Everyone I know in the addictions field acknowledges the difficulty involved in helping someone into recovery from long-term dependence on opioid medications.

For one thing, ‘long-term’ may in practice mean many years or even decades of regular maintenance on opioids. A behavior pattern so deeply ingrained can be extremely resistant to change. In fact, many patients will have attempted to get off opioids before, on their own or under medical supervision, only to fail miserably. And repeatedly.

So why try again? Often, it’s only because of some outside threat to the supply. Perhaps the physician who has been the source of the medication is retiring, and the replacement doc is unwilling to continue. It happens.

This situation becomes the immediate source of the patient’s motivation for change. But unless it is eventually replaced by internal incentives, relapse remains a strong possibility. And that kind of internal strength can be difficult to find.

Given these barriers, we recognize that no intervention is ever likely to approach a 100% success rate. Even in the very best of circumstances – and those are seldom available — real challenges remain.

Now for some better news: the evidence suggests an extended taper off opioids can hold up better than a more rapid approach. Instead of simple cessation of use, the opioid is deliberately reduced on a preset schedule. The goals being  to:

  • Minimize the severity of withdrawal symptoms that may follow, and the stress that accompanies them, while
  • Giving the patient more time to adjust to a new kind of life.

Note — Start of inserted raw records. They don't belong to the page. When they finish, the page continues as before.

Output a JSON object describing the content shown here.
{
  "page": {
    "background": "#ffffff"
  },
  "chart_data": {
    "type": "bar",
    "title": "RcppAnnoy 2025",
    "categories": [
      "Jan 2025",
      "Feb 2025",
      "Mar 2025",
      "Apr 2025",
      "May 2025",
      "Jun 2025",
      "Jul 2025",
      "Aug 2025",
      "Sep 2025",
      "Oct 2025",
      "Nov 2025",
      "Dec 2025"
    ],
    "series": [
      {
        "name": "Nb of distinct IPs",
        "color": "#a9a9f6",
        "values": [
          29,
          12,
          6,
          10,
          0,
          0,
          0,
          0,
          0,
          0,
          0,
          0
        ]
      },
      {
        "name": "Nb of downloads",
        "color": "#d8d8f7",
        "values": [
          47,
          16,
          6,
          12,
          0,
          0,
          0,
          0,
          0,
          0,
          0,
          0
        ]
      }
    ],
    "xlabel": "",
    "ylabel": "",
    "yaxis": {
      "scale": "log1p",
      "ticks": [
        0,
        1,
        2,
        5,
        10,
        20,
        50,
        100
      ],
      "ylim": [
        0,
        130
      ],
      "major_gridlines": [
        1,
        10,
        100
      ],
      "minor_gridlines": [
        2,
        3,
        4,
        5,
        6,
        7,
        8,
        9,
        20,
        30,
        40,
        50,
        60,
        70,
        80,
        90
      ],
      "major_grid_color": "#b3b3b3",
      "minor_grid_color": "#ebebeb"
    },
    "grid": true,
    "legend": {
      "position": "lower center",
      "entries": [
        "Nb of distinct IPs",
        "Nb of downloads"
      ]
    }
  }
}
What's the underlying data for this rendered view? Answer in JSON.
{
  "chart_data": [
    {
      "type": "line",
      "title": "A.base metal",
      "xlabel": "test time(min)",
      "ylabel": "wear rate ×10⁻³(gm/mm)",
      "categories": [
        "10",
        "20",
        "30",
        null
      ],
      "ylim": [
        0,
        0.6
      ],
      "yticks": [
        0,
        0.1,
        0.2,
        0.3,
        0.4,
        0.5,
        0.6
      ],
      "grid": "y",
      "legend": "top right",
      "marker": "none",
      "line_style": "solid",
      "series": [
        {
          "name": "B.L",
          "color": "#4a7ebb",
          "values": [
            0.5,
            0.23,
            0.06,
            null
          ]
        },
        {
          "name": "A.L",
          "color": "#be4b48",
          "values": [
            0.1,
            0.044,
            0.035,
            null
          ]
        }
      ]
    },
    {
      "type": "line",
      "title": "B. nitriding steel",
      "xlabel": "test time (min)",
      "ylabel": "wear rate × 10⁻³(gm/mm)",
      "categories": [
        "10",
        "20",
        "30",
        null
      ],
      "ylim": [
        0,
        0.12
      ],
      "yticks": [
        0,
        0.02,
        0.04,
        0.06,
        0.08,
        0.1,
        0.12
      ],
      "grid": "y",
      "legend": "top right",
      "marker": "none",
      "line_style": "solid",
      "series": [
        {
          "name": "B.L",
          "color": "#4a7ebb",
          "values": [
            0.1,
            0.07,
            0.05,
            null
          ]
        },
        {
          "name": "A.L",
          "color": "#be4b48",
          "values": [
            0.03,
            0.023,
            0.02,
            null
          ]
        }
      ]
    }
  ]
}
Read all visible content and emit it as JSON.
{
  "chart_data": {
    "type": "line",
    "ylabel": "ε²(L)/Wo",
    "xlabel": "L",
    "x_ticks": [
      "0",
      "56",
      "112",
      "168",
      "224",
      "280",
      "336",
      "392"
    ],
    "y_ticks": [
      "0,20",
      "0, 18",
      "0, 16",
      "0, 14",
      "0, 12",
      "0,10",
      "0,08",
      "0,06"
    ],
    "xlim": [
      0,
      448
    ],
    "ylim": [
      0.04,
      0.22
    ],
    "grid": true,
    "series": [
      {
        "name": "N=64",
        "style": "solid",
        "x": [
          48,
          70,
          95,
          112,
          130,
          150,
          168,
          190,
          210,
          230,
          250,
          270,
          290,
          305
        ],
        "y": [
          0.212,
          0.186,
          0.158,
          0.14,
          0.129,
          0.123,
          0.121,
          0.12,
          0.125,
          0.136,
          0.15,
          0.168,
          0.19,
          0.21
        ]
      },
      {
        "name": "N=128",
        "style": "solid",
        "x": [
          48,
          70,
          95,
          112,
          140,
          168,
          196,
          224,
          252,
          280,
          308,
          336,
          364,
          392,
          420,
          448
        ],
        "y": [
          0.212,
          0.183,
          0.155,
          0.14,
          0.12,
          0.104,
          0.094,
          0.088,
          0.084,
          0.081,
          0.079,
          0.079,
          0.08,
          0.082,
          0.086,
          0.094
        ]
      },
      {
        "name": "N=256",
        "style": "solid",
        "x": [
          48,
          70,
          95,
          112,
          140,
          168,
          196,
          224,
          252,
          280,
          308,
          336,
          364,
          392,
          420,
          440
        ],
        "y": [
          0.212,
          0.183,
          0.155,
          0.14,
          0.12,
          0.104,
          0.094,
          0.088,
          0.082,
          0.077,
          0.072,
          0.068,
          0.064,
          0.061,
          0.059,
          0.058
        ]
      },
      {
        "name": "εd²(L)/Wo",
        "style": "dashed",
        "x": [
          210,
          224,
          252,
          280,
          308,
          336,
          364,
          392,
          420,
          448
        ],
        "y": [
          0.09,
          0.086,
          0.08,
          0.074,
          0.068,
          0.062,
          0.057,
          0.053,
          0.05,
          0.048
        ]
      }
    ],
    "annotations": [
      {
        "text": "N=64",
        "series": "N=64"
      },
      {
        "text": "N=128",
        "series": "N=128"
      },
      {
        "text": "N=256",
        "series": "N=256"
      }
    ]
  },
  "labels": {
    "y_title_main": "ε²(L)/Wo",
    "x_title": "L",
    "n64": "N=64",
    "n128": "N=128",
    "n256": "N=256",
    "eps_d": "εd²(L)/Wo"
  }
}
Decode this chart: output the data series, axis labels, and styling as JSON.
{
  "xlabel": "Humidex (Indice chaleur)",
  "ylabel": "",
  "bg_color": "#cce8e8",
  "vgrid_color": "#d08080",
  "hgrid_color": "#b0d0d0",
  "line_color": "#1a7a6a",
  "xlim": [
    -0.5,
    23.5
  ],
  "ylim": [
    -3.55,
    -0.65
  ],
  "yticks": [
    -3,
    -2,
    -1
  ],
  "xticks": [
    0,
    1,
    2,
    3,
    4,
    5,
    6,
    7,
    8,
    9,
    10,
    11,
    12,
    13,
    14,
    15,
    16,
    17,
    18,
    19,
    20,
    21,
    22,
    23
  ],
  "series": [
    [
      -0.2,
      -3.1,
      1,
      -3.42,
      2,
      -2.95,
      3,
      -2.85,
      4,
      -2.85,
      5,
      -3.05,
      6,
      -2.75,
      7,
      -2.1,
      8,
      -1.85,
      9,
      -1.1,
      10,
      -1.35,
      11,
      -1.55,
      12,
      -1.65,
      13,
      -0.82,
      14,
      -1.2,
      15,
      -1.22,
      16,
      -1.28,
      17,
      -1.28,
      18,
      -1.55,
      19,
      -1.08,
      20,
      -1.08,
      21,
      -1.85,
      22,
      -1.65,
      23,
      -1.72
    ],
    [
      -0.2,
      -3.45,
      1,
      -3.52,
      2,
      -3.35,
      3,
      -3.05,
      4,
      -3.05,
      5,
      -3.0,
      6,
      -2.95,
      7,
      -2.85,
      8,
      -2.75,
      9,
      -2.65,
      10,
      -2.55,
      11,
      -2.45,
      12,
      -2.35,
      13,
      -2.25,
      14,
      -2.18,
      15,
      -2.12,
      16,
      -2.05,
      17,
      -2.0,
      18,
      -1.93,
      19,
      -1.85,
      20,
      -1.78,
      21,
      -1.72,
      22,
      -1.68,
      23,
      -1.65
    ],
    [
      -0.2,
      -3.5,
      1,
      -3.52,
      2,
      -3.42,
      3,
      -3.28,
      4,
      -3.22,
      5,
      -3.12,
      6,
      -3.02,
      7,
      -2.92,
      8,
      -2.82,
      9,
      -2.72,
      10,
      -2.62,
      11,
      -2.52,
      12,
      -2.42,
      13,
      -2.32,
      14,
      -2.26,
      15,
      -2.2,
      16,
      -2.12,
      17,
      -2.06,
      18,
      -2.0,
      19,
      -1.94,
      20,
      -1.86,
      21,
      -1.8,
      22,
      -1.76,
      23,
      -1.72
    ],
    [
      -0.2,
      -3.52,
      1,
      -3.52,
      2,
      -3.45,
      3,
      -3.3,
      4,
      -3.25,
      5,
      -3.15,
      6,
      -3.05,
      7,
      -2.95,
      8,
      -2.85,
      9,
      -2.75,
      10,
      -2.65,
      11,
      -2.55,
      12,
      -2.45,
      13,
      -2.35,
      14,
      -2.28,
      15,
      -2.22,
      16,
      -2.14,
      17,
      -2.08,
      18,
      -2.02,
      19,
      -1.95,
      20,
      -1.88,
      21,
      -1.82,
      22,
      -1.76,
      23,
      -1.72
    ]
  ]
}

The desired outcome can be abstinence from opioids, or  continuing maintenance using an opioid substitute, such as buprenorphine or methadone.

That’s something best determined via cooperative decision-making involving both patient and practitioner. A certified addictionologist is often best prepared to supervise the tapering itself, with support from other professionals as needed.

It’s a special kind of intervention that benefits from special expertise and experience.

I came across one research project from the UK that looked at the relative success of this sort of individualized approach. The mean age of the study population was 61 years; 60% were female.  In addition to the medically supervised taper, participants received group therapy,  mindfulness training, and other supports.

The process was a simple one: a 10% reduction in the patient’s baseline opioid dose every week, until the patient reached 30% of the original dose. After that, a further 10% reduction of that dose, on a weekly basis. The speed could of course could be adjusted if withdrawal symptoms proved troublesome — the point being to achieve the goal of stable recovery, rather than to stick to a specific timetable.

Of those who remained in the program — and there were inevitably dropouts — 30% remained abstinent at one year. That may not sound like much, but it’s several times the rate of the control group.

No, it’s a long way from perfection. But a step in the right direction.